Everyone who loves books and reading has old friends, books you pick up when you’re too tired to read something new, or when you just want to revisit a favorite place/character. The Blue Sword and The Hero and the Crown, both by Robin McKinley, are two books on my Old Friend List. I discovered The Blue Sword first in my high school years (though it is technically a juvenile), and it immediately became a staple in my library.
I found more than a little common ground with the heroine Harry, and the vivid, maybe-sort-of British colony painted by McKinley, more Middle Eastern desert than India, spoke to my own childhood years in Saudi Arabia. The Hero and the Crown, the prequel to The Blue Sword, was a natural next choice, and uses the same spare, straightforward narrative style.

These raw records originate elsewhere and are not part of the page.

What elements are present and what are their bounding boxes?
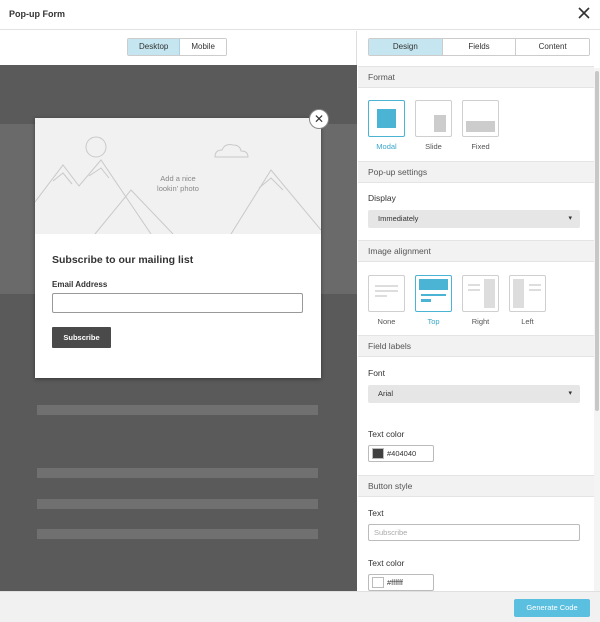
title-bar: Pop-up Form — [0, 0, 600, 30]
align-left-icon — [509, 275, 546, 312]
format-option-label: Fixed — [471, 142, 490, 151]
panel-tabs: Design Fields Content — [368, 38, 590, 56]
modal-format-icon — [368, 100, 405, 137]
alignment-option-label: Right — [471, 317, 490, 326]
preview-canvas: Add a nice lookin' photo ✕ Subscribe to … — [0, 65, 357, 591]
alignment-option-left[interactable]: Left — [509, 275, 546, 326]
display-label: Display — [368, 193, 396, 203]
section-popup-settings: Pop-up settings — [358, 161, 594, 183]
panel-scrollbar[interactable] — [594, 68, 600, 591]
email-label: Email Address — [52, 280, 108, 289]
field-text-color-picker[interactable]: #404040 — [368, 445, 434, 462]
color-swatch — [372, 577, 384, 588]
field-text-color-label: Text color — [368, 429, 405, 439]
format-option-fixed[interactable]: Fixed — [462, 100, 499, 151]
align-none-icon — [368, 275, 405, 312]
page-placeholder-line — [37, 468, 318, 478]
tab-desktop[interactable]: Desktop — [128, 39, 181, 55]
font-select-value: Arial — [378, 389, 394, 398]
subscribe-button[interactable]: Subscribe — [52, 327, 111, 348]
alignment-option-label: Top — [427, 317, 440, 326]
button-text-input[interactable]: Subscribe — [368, 524, 580, 541]
font-select[interactable]: Arial ▾ — [368, 385, 580, 403]
section-field-labels: Field labels — [358, 335, 594, 357]
image-placeholder-line: Add a nice — [160, 174, 196, 183]
format-option-label: Slide — [425, 142, 442, 151]
section-button-style: Button style — [358, 475, 594, 497]
format-option-label: Modal — [376, 142, 397, 151]
display-select-value: Immediately — [378, 214, 419, 223]
close-icon[interactable] — [577, 6, 591, 20]
tab-content[interactable]: Content — [516, 39, 589, 55]
button-text-color-label: Text color — [368, 558, 405, 568]
image-placeholder-line: lookin' photo — [157, 184, 199, 193]
section-format: Format — [358, 66, 594, 88]
preview-pane: Desktop Mobile Add a nice lookin' photo … — [0, 31, 357, 591]
alignment-option-right[interactable]: Right — [462, 275, 499, 326]
alignment-option-none[interactable]: None — [368, 275, 405, 326]
page-placeholder-line — [37, 499, 318, 509]
button-text-label: Text — [368, 508, 384, 518]
scrollbar-thumb[interactable] — [595, 71, 599, 411]
alignment-option-top[interactable]: Top — [415, 275, 452, 326]
display-select[interactable]: Immediately ▾ — [368, 210, 580, 228]
tab-design[interactable]: Design — [369, 39, 443, 55]
device-tabs: Desktop Mobile — [127, 38, 227, 56]
modal-heading: Subscribe to our mailing list — [52, 254, 194, 266]
format-option-modal[interactable]: Modal — [368, 100, 405, 151]
slide-format-icon — [415, 100, 452, 137]
page-placeholder-line — [37, 529, 318, 539]
window-title: Pop-up Form — [9, 9, 65, 19]
chevron-down-icon: ▾ — [568, 390, 572, 397]
image-placeholder-text: Add a nice lookin' photo — [35, 174, 321, 194]
settings-panel: Design Fields Content Format Modal Slide… — [358, 31, 600, 591]
font-label: Font — [368, 368, 386, 378]
modal-close-icon[interactable]: ✕ — [309, 109, 329, 129]
generate-code-button[interactable]: Generate Code — [514, 599, 590, 617]
alignment-option-label: Left — [521, 317, 534, 326]
tab-fields[interactable]: Fields — [442, 39, 517, 55]
page-placeholder-line — [37, 405, 318, 415]
alignment-option-label: None — [377, 317, 396, 326]
button-text-color-picker[interactable]: #ffffff — [368, 574, 434, 591]
color-swatch — [372, 448, 384, 459]
align-top-icon — [415, 275, 452, 312]
align-right-icon — [462, 275, 499, 312]
chevron-down-icon: ▾ — [568, 215, 572, 222]
tab-mobile[interactable]: Mobile — [180, 39, 226, 55]
format-option-slide[interactable]: Slide — [415, 100, 452, 151]
popup-modal: Add a nice lookin' photo ✕ Subscribe to … — [35, 109, 329, 378]
fixed-format-icon — [462, 100, 499, 137]
color-hex-value: #404040 — [387, 449, 417, 458]
section-image-alignment: Image alignment — [358, 240, 594, 262]
email-field[interactable] — [52, 293, 303, 313]
footer-bar: Generate Code — [0, 591, 600, 622]
image-placeholder: Add a nice lookin' photo — [35, 118, 321, 234]
color-hex-value: #ffffff — [387, 578, 403, 587]
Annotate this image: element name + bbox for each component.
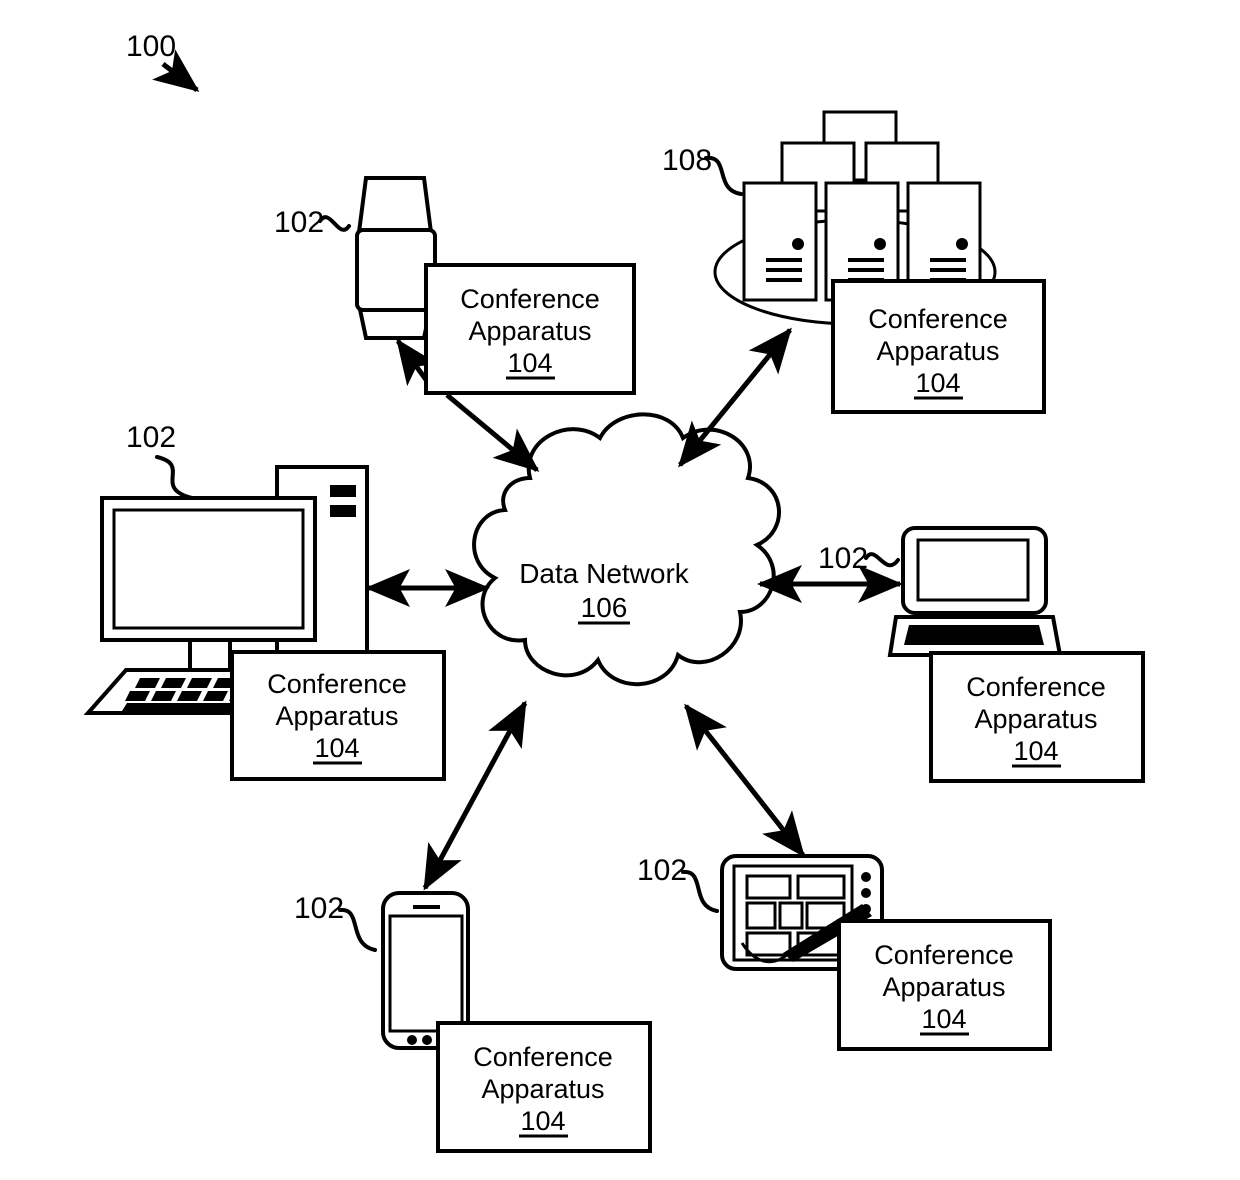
desktop-tower-bay-1: [330, 485, 356, 497]
desktop-apparatus-line2: Apparatus: [275, 701, 398, 731]
server-rack-ref-label: 108: [662, 144, 712, 177]
server-led-right: [956, 238, 968, 250]
smartphone-apparatus-ref: 104: [520, 1106, 565, 1136]
smartwatch-apparatus-ref: 104: [507, 348, 552, 378]
server-apparatus-line1: Conference: [868, 304, 1008, 334]
server-led-left: [792, 238, 804, 250]
laptop-icon: [887, 526, 1063, 657]
figure-number-arrow: [152, 49, 200, 92]
smartwatch-apparatus-line1: Conference: [460, 284, 600, 314]
watch-body: [355, 228, 437, 312]
laptop-ref-callout: 102: [818, 542, 900, 575]
laptop-apparatus-line2: Apparatus: [974, 704, 1097, 734]
smartphone-apparatus-box: Conference Apparatus 104: [436, 1021, 652, 1153]
smartphone-node: 102 Conference Apparatus 104: [294, 891, 652, 1153]
laptop-keyboard: [904, 625, 1044, 645]
server-led-center: [874, 238, 886, 250]
smartwatch-leader-line: [318, 215, 351, 232]
tablet-apparatus-ref: 104: [921, 1004, 966, 1034]
server-apparatus-ref: 104: [915, 368, 960, 398]
smartwatch-ref-label: 102: [274, 206, 324, 239]
arrow-cloud-to-tablet: [684, 703, 805, 858]
smartphone-screen: [388, 914, 464, 1033]
tablet-apparatus-line1: Conference: [874, 940, 1014, 970]
tablet-apparatus-line2: Apparatus: [882, 972, 1005, 1002]
cloud-ref-number: 106: [581, 592, 628, 623]
desktop-leader-line: [155, 455, 194, 500]
laptop-ref-label: 102: [818, 542, 868, 575]
smartphone-ref-label: 102: [294, 892, 344, 925]
tablet-node: 102 Conference Apparatus 104: [637, 854, 1052, 1051]
figure-number-callout: 100: [126, 30, 200, 92]
figure-number-label: 100: [126, 30, 176, 63]
figure-canvas: 100 Data Network 106 102 Conference Appa…: [83, 30, 1145, 1153]
smartphone-ref-callout: 102: [294, 892, 377, 952]
laptop-node: 102 Conference Apparatus 104: [818, 526, 1145, 783]
smartphone-apparatus-line2: Apparatus: [481, 1074, 604, 1104]
laptop-apparatus-line1: Conference: [966, 672, 1106, 702]
smartwatch-apparatus-box: Conference Apparatus 104: [424, 263, 636, 395]
desktop-apparatus-ref: 104: [314, 733, 359, 763]
desktop-apparatus-line1: Conference: [267, 669, 407, 699]
desktop-apparatus-box: Conference Apparatus 104: [230, 650, 446, 781]
tablet-ref-label: 102: [637, 854, 687, 887]
server-rack-node: 108 Conference Apparatus 104: [662, 110, 1046, 414]
laptop-apparatus-ref: 104: [1013, 736, 1058, 766]
desktop-ref-callout: 102: [126, 421, 194, 500]
tablet-button-2: [861, 888, 871, 898]
patent-figure: 100 Data Network 106 102 Conference Appa…: [0, 0, 1240, 1180]
tablet-apparatus-box: Conference Apparatus 104: [837, 919, 1052, 1051]
smartwatch-ref-callout: 102: [274, 206, 351, 239]
tablet-leader-line: [681, 870, 719, 913]
server-tower-left: [742, 181, 818, 302]
desktop-tower-bay-2: [330, 505, 356, 517]
arrow-watchbox-to-cloud: [445, 393, 540, 472]
smartwatch-node: 102 Conference Apparatus 104: [274, 176, 636, 395]
cloud-title: Data Network: [519, 558, 690, 589]
smartwatch-icon: [355, 176, 437, 340]
desktop-computer-node: 102 Conference Apparatus 104: [83, 421, 446, 781]
smartwatch-apparatus-line2: Apparatus: [468, 316, 591, 346]
smartphone-button-1: [407, 1035, 417, 1045]
smartphone-leader-line: [338, 908, 377, 952]
laptop-leader-line: [864, 552, 900, 568]
desktop-monitor-stand: [188, 640, 232, 672]
laptop-screen: [916, 538, 1030, 602]
server-rack-ref-callout: 108: [662, 144, 743, 196]
server-apparatus-line2: Apparatus: [876, 336, 999, 366]
smartphone-apparatus-line1: Conference: [473, 1042, 613, 1072]
smartphone-button-2: [422, 1035, 432, 1045]
tablet-ref-callout: 102: [637, 854, 719, 913]
tablet-button-1: [861, 872, 871, 882]
server-rack-apparatus-box: Conference Apparatus 104: [831, 279, 1046, 414]
desktop-ref-label: 102: [126, 421, 176, 454]
laptop-apparatus-box: Conference Apparatus 104: [929, 651, 1145, 783]
desktop-monitor-screen: [112, 508, 305, 630]
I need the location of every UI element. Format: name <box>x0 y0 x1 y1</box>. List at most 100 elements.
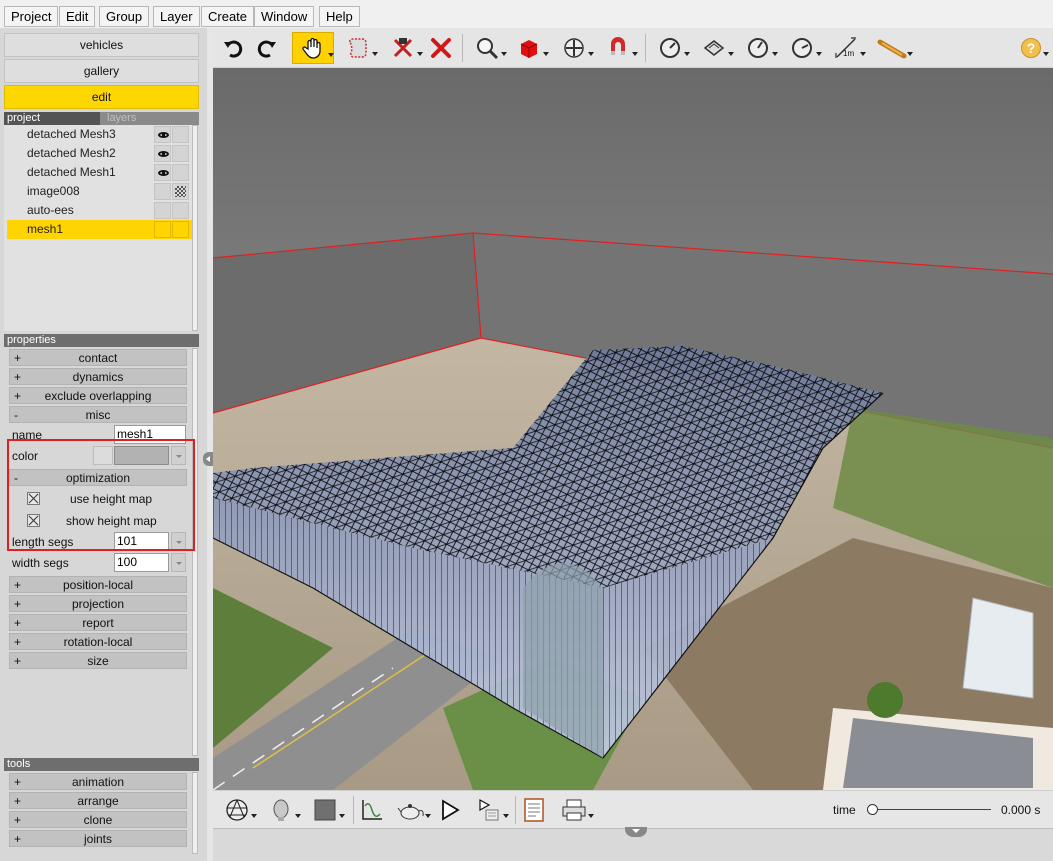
prop-group-misc[interactable]: - misc <box>9 406 187 423</box>
prop-group-size[interactable]: + size <box>9 652 187 669</box>
visibility-toggle[interactable] <box>154 145 171 162</box>
zoom-button[interactable] <box>467 32 507 64</box>
report-button[interactable] <box>519 794 549 826</box>
magnifier-icon <box>477 38 499 60</box>
pan-hand-button[interactable] <box>292 32 334 64</box>
script-teapot-button[interactable] <box>389 794 433 826</box>
move-icon <box>564 38 584 58</box>
prop-group-dynamics[interactable]: + dynamics <box>9 368 187 385</box>
prop-group-report[interactable]: + report <box>9 614 187 631</box>
visibility-toggle[interactable] <box>154 126 171 143</box>
list-item[interactable]: detached Mesh1 <box>7 163 192 182</box>
menu-window[interactable]: Window <box>254 6 315 27</box>
surface-tool-button[interactable] <box>694 32 734 64</box>
time-slider-handle[interactable] <box>867 804 878 815</box>
visibility-toggle[interactable] <box>154 164 171 181</box>
print-button[interactable] <box>553 794 595 826</box>
lock-toggle[interactable] <box>172 221 189 238</box>
prop-group-projection[interactable]: + projection <box>9 595 187 612</box>
tool-arrange[interactable]: + arrange <box>9 792 187 809</box>
measure-distance-button[interactable] <box>738 32 778 64</box>
list-item[interactable]: detached Mesh2 <box>7 144 192 163</box>
width-segs-stepper[interactable] <box>171 553 186 572</box>
visibility-toggle[interactable] <box>154 183 171 200</box>
redo-button[interactable] <box>252 32 282 64</box>
graph-button[interactable] <box>357 794 387 826</box>
width-segs-field[interactable]: 100 <box>114 553 169 572</box>
help-button[interactable]: ? <box>1013 32 1049 64</box>
menu-create[interactable]: Create <box>201 6 255 27</box>
tab-layers[interactable]: layers <box>104 112 136 125</box>
scale-ruler-button[interactable]: 1m <box>826 32 866 64</box>
3d-viewport[interactable] <box>213 68 1053 790</box>
tools-scrollbar[interactable] <box>192 772 198 854</box>
time-label: time <box>833 803 856 817</box>
delete-button[interactable] <box>426 32 456 64</box>
snap-magnet-button[interactable] <box>598 32 638 64</box>
gauge-icon <box>748 38 768 58</box>
mode-edit-button[interactable]: edit <box>4 85 199 109</box>
tool-joints[interactable]: + joints <box>9 830 187 847</box>
menu-project[interactable]: Project <box>4 6 59 27</box>
prop-group-rotation-local[interactable]: + rotation-local <box>9 633 187 650</box>
move-button[interactable] <box>554 32 594 64</box>
menu-group[interactable]: Group <box>99 6 150 27</box>
render-mode-button[interactable] <box>217 794 257 826</box>
list-item[interactable]: auto-ees <box>7 201 192 220</box>
menu-layer[interactable]: Layer <box>153 6 200 27</box>
chevron-down-icon <box>632 52 638 56</box>
toolbar-separator <box>462 34 463 62</box>
list-item-label: detached Mesh2 <box>27 146 116 160</box>
delete-x-icon <box>431 38 451 58</box>
texture-toggle[interactable] <box>172 183 189 200</box>
properties-scrollbar[interactable] <box>192 348 198 756</box>
list-item-label: detached Mesh3 <box>27 127 116 141</box>
lock-toggle[interactable] <box>172 164 189 181</box>
list-item-selected[interactable]: mesh1 <box>7 220 192 239</box>
list-item-label: detached Mesh1 <box>27 165 116 179</box>
list-item[interactable]: detached Mesh3 <box>7 125 192 144</box>
redo-icon <box>257 40 276 58</box>
chevron-down-icon <box>501 52 507 56</box>
mode-gallery-button[interactable]: gallery <box>4 59 199 83</box>
tool-animation[interactable]: + animation <box>9 773 187 790</box>
main-toolbar: 1m ? <box>213 28 1053 68</box>
measure-angle-button[interactable] <box>650 32 690 64</box>
measure-tape-button[interactable] <box>870 32 914 64</box>
play-button[interactable] <box>435 794 465 826</box>
collapse-panel-arrow-icon[interactable] <box>203 452 213 466</box>
tool-label: clone <box>83 813 113 827</box>
mode-vehicles-button[interactable]: vehicles <box>4 33 199 57</box>
lasso-select-button[interactable] <box>338 32 378 64</box>
red-cube-icon <box>520 40 538 58</box>
list-item[interactable]: image008 <box>7 182 192 201</box>
character-button[interactable] <box>261 794 301 826</box>
lock-toggle[interactable] <box>172 202 189 219</box>
teapot-icon <box>397 804 424 820</box>
prop-group-exclude-overlapping[interactable]: + exclude overlapping <box>9 387 187 404</box>
menu-help[interactable]: Help <box>319 6 360 27</box>
lock-toggle[interactable] <box>172 145 189 162</box>
tab-project[interactable]: project <box>4 112 100 125</box>
create-box-button[interactable] <box>509 32 549 64</box>
tool-label: joints <box>83 832 112 846</box>
visibility-toggle[interactable] <box>154 202 171 219</box>
detach-tool-button[interactable] <box>383 32 423 64</box>
prop-group-contact[interactable]: + contact <box>9 349 187 366</box>
lock-toggle[interactable] <box>172 126 189 143</box>
undo-button[interactable] <box>218 32 248 64</box>
tool-label: arrange <box>77 794 119 808</box>
hand-icon <box>302 37 321 59</box>
material-button[interactable] <box>305 794 345 826</box>
tool-clone[interactable]: + clone <box>9 811 187 828</box>
chevron-down-icon <box>543 52 549 56</box>
time-slider-track[interactable] <box>867 809 991 810</box>
step-button[interactable] <box>469 794 509 826</box>
undo-icon <box>224 40 243 58</box>
chevron-down-icon <box>588 814 594 818</box>
menu-edit[interactable]: Edit <box>59 6 96 27</box>
project-list-scrollbar[interactable] <box>192 125 198 331</box>
measure-speed-button[interactable] <box>782 32 822 64</box>
prop-group-position-local[interactable]: + position-local <box>9 576 187 593</box>
visibility-toggle[interactable] <box>154 221 171 238</box>
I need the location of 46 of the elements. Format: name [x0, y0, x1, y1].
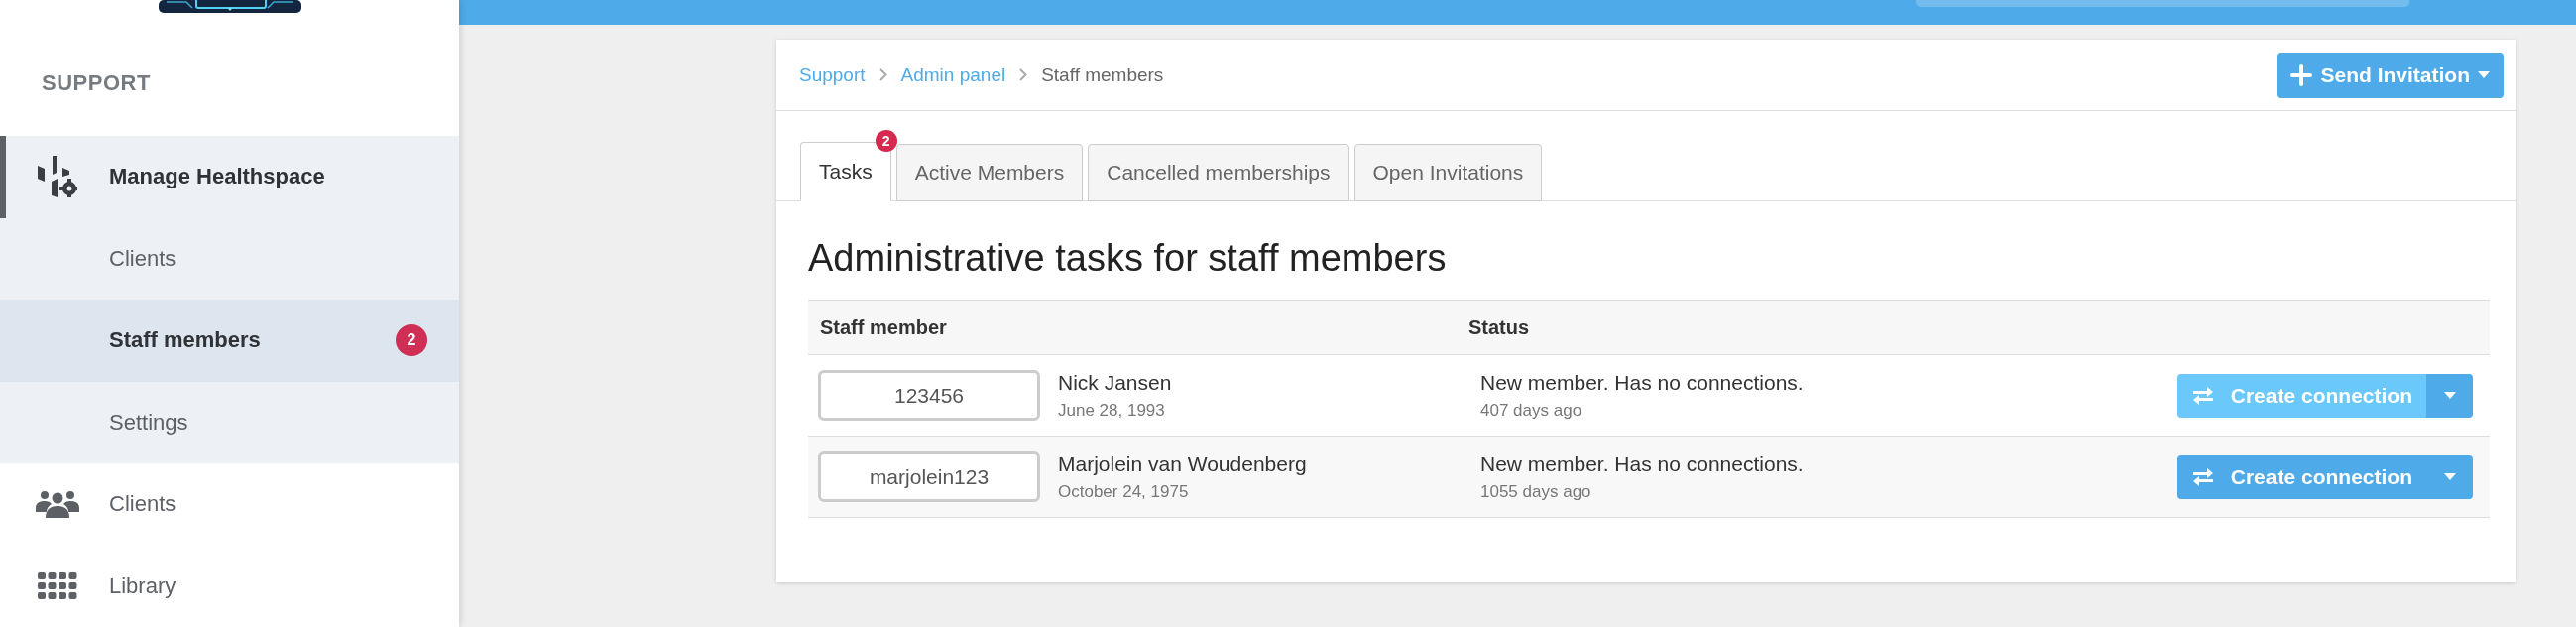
column-header: Staff member	[819, 315, 948, 339]
chevron-icon	[1019, 68, 1028, 81]
sidebar-item-label: Clients	[109, 491, 177, 518]
tab[interactable]: Open Invitations	[1353, 144, 1543, 201]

I re-read both of these books at least once a year.
I’ve tried other McKinley books over the years. Deerskin was so harrowing that I’ve read it exactly once and shied away from it like a frightened horse ever since.
The Outlaws of Sherwood, naturally a Robin Hood retelling, is a decent enough juvenile version of this tale, featuring the cast of regulars from childhood forward.
Sunshine, a new take on vampire mythos, was a very entertaining read, and hopefully extends to sequels in the future.
McKinley has also done multiple retellings of fairy tales, but I generally prefer original stories so haven’t sampled those. So, it was good news to me to find a new original story coming out this year, Chalice.
I’m halfway through it at this point, and really, very, seriously disappointed thusfar. The narrative is…fragmented, to be kind about it. The timeline skips between past and present, and while that can be a legitimate backstory-filling tool, it’s somehow very jarring in this book. There’s also a leaden quality to the whole thing. I am dreadfully interested in Mirasol’s bees, and the amazing honey, but I don’t know how many endlessly looping conversations and inner monologues I can plow through to get to the resolution.
I’ve always had a problem with books that plop you directly into a fully formed universe/society/what-have-you, with nary a word of explanation or exposition, and simply expect you to get it. CJ Cherryh is a HUGE perpetrator of this kind of writing, which led me to swearing off her work decades ago. There are ways and ways to make a reader feel welcome in a new world, and simply ignoring them seems kind of arrogant to me.
So, thusfar, Chalice is not living up to my expectations. I’ll soldier on, of course…a book must be read, after all.